When should we go between June 24-August 25? Finally, what order would you do SD, LA/DL and Yosemite and how many night should we plan for each region? We would like to visit DL for 3 days, visit San Diego zoo (1 or 2 days), Legoland (1 day) and maybe 2-3 days at the beach. The rest is open so suggestions are welcome. We are also used to long drive since we do the Montreal, QC-Florida drive (1400 miles each way) with our kids every year to visit the grand-parents in Fort Lauderdale or to go to WDW. Our girls will be 5 and 7yo when we'll go.

THANK YOU for your help!
 
The later in August you go the better the odds of crowds being a bit lower and nice weather.

As soon as you figure out the timing, book Yosemite right away. The hotels in the park book quickly and months in advance.

The SD Zoo is a one day thing.

Disneyland is not in Los Angeles, it is in Orange County (Anaheim). If there are sights you'd like to see in LA, I would not use Anaheim as a base to do it from.

In Orange County leave days to visit Newport Beach & Laguna Beach.

How many days in Yosemite depends on how much hiking, etc you plan on doing. With two small children I'd think 2 nights (3 days) would be enough, Sequoia, even less since there is less to see.

If you spent 4 nights in San Diego, 5 nights in Anaheim, 3 nights Yosemite/Sequoia that would leave you 5 nights to drive over to Monterey CA and down Highway 1 back to LAX. You could see Monterey/Carmel, Big Sur, Pismo Beach, Santa Barbara and Santa Monica that way.
 
I am going to second the suggestion of booking Yosemite ASAP. They open it a few months ahead of time, and it sells out almost immediately. But you've got some time left to figure that out.

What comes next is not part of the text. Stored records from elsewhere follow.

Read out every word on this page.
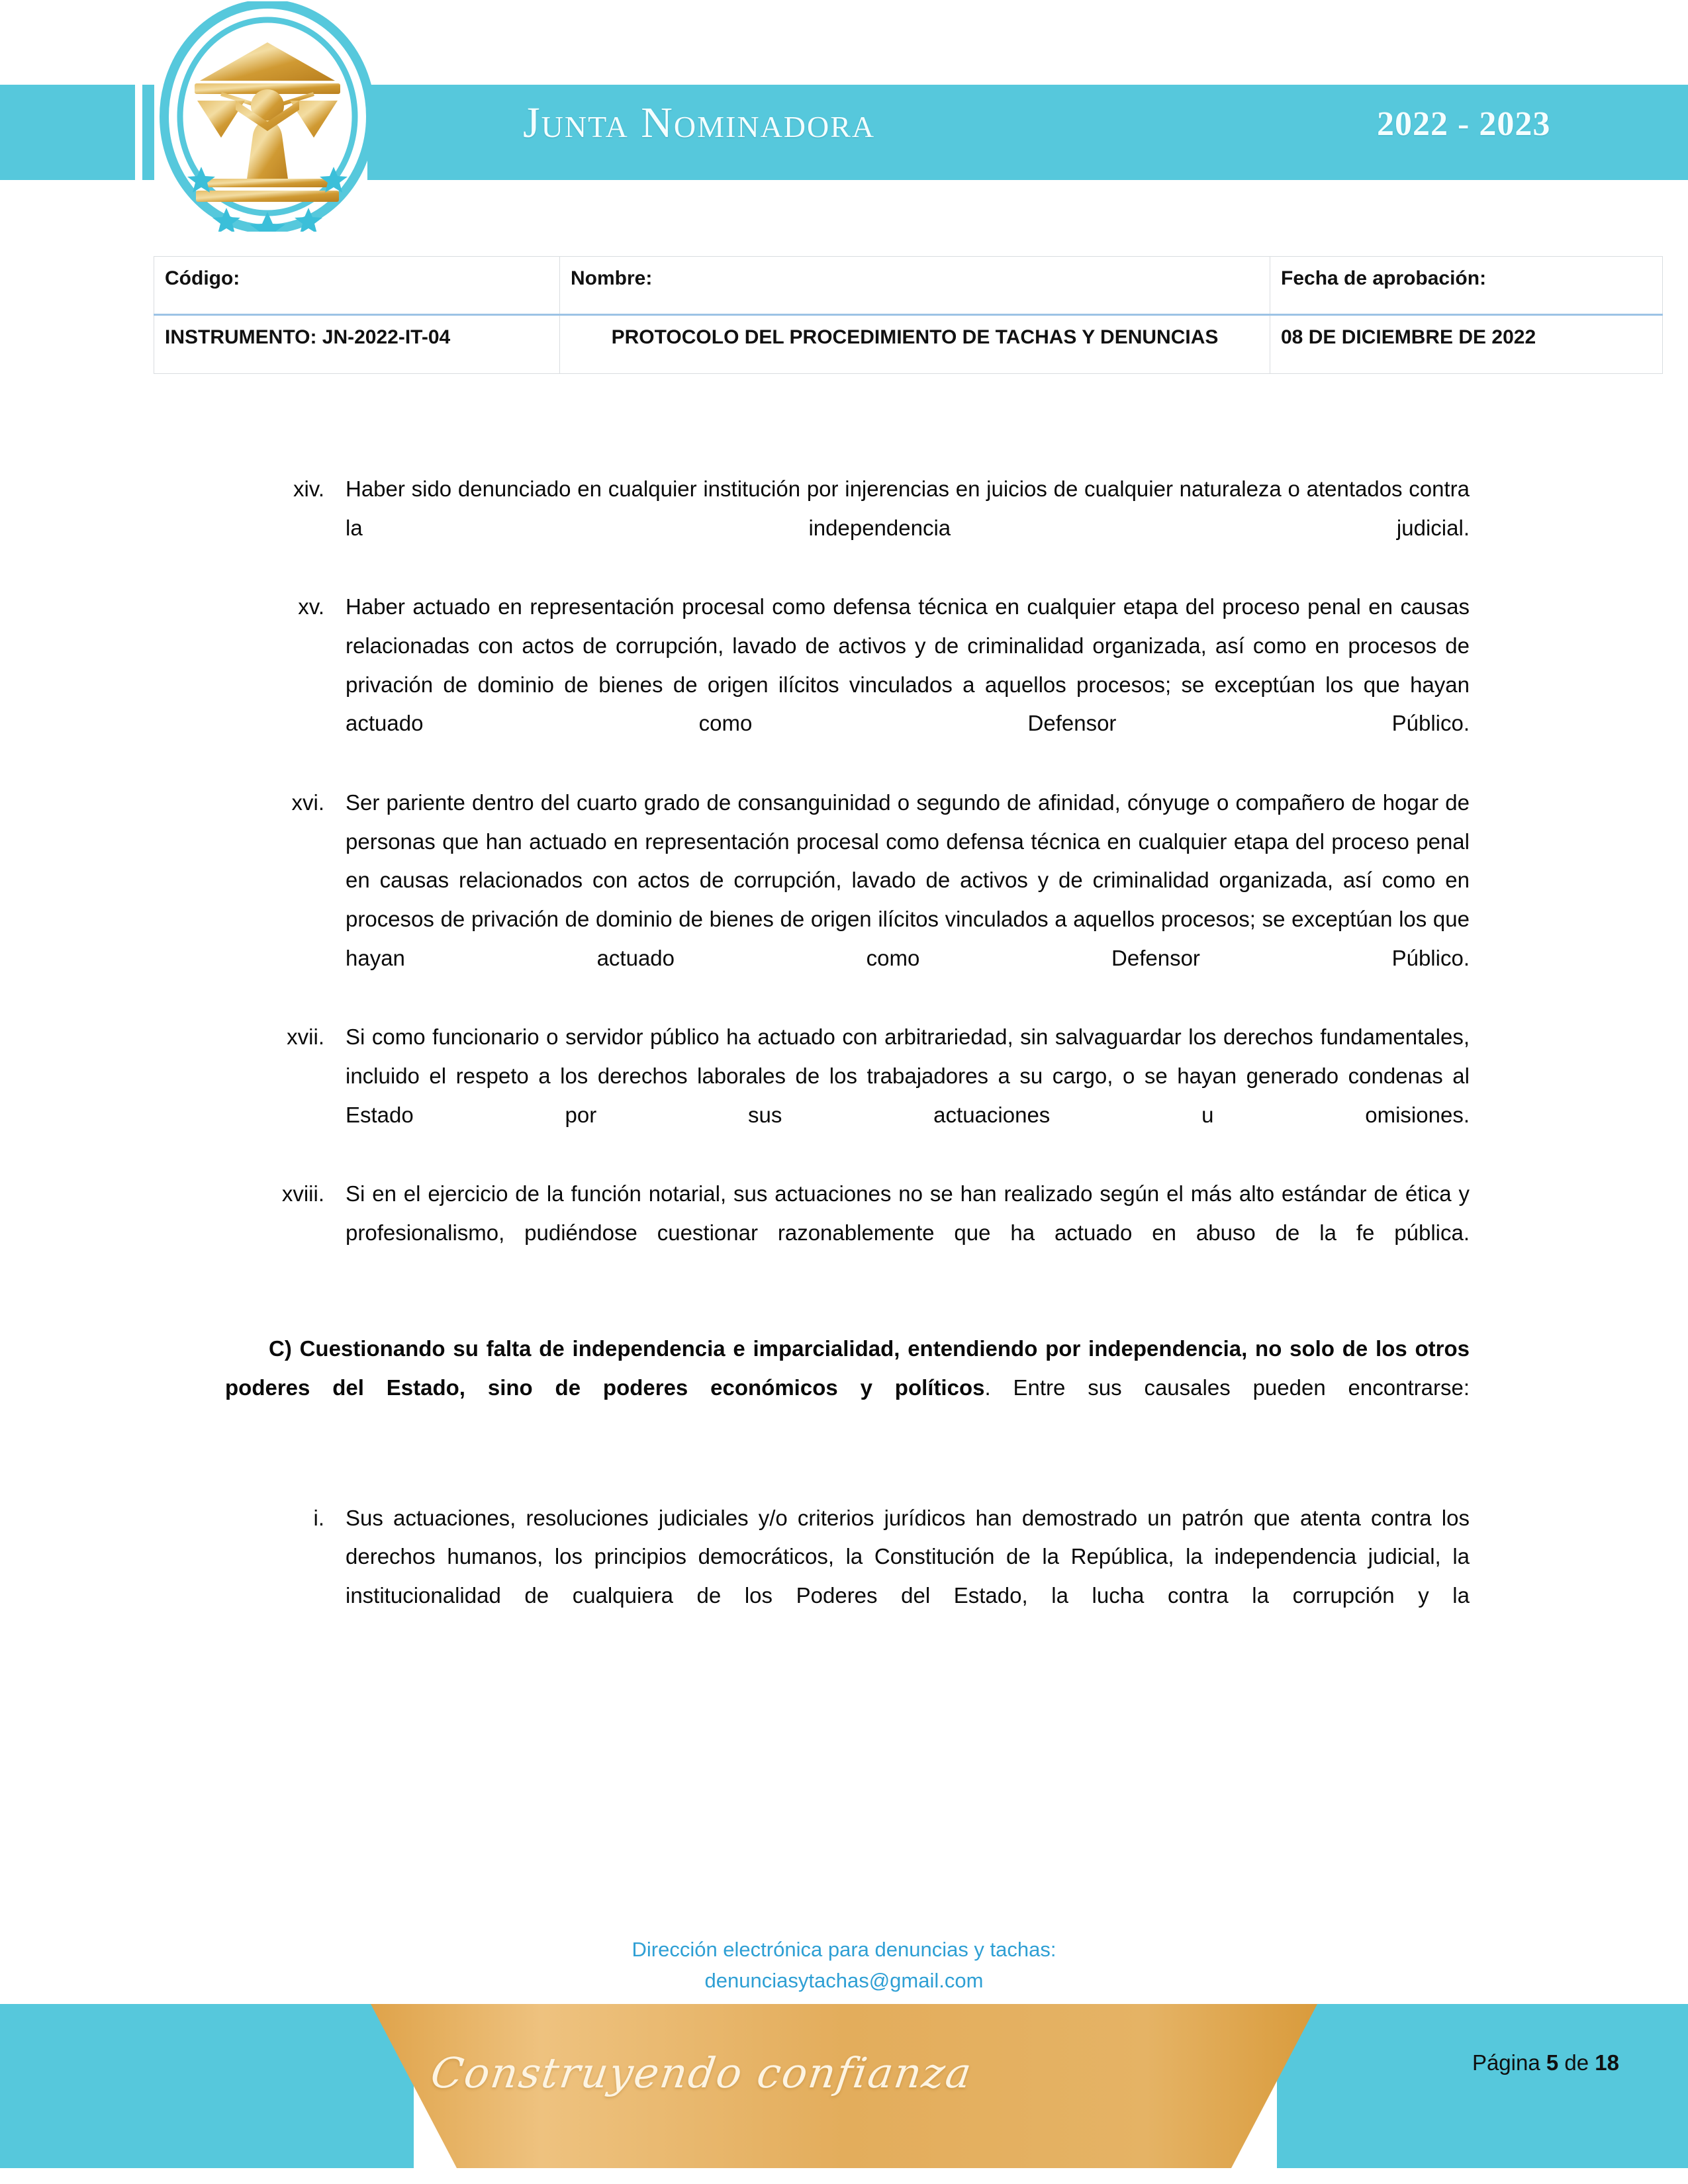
Junta Nominadora	2022 - 2023
Código:	Nombre:	Fecha de aprobación:
INSTRUMENTO: JN-2022-IT-04	PROTOCOLO DEL PROCEDIMIENTO DE TACHAS Y DENUNCIAS	08 DE DICIEMBRE DE 2022
xiv. Haber sido denunciado en cualquier institución por injerencias en juicios de cualquier naturaleza o atentados contra la independencia judicial.
xv. Haber actuado en representación procesal como defensa técnica en cualquier etapa del proceso penal en causas relacionadas con actos de corrupción, lavado de activos y de criminalidad organizada, así como en procesos de privación de dominio de bienes de origen ilícitos vinculados a aquellos procesos; se exceptúan los que hayan actuado como Defensor Público.
xvi. Ser pariente dentro del cuarto grado de consanguinidad o segundo de afinidad, cónyuge o compañero de hogar de personas que han actuado en representación procesal como defensa técnica en cualquier etapa del proceso penal en causas relacionados con actos de corrupción, lavado de activos y de criminalidad organizada, así como en procesos de privación de dominio de bienes de origen ilícitos vinculados a aquellos procesos; se exceptúan los que hayan actuado como Defensor Público.
xvii. Si como funcionario o servidor público ha actuado con arbitrariedad, sin salvaguardar los derechos fundamentales, incluido el respeto a los derechos laborales de los trabajadores a su cargo, o se hayan generado condenas al Estado por sus actuaciones u omisiones.
xviii. Si en el ejercicio de la función notarial, sus actuaciones no se han realizado según el más alto estándar de ética y profesionalismo, pudiéndose cuestionar razonablemente que ha actuado en abuso de la fe pública.

C) Cuestionando su falta de independencia e imparcialidad, entendiendo por independencia, no solo de los otros poderes del Estado, sino de poderes económicos y políticos. Entre sus causales pueden encontrarse:

i. Sus actuaciones, resoluciones judiciales y/o criterios jurídicos han demostrado un patrón que atenta contra los derechos humanos, los principios democráticos, la Constitución de la República, la independencia judicial, la institucionalidad de cualquiera de los Poderes del Estado, la lucha contra la corrupción y la
Dirección electrónica para denuncias y tachas:
denunciasytachas@gmail.com
Construyendo confianza	Página 5 de 18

The only other thing I will add is that Yosemite's waterfalls will be fuller the earlier into summer you go. But the crowds will be smaller everywhere later since schools in California seem to start beginning to mid August most of the time, so it's a tradeoff. Hopefully, we will indeed get the snow and rain they are predicting, so the waterfalls will be full all summer next year.
 
I am going to second the suggestion of booking Yosemite ASAP. They open it a few months ahead of time, and it sells out almost immediately. But you've got some time left to figure that out.

The only other thing I will add is that Yosemite's waterfalls will be fuller the earlier into summer you go. But the crowds will be smaller everywhere later since schools in California seem to start beginning to mid August most of the time, so it's a tradeoff. Hopefully, we will indeed get the snow and rain they are predicting, so the waterfalls will be full all summer next year.

Yosemite Falls could be dry by late July. Right now it's barely flowing. However, more water also means more mosquitoes.

Some climbers even go up Yosemite Falls when it's dry. Gets interesting if there's a sudden summer rain.

Vernal Fall flows well even if it's dry in the rest of Yosemite, but that takes work to get to.

Yosemite reservations go on sale a year in advance. However it's getting interesting with the new concessionaire taking over In March. I'm not sure how smooth the handover will be. I think the current concessionaire is still taking reservations, but I'm wondering how they plan on handing over the reservation records.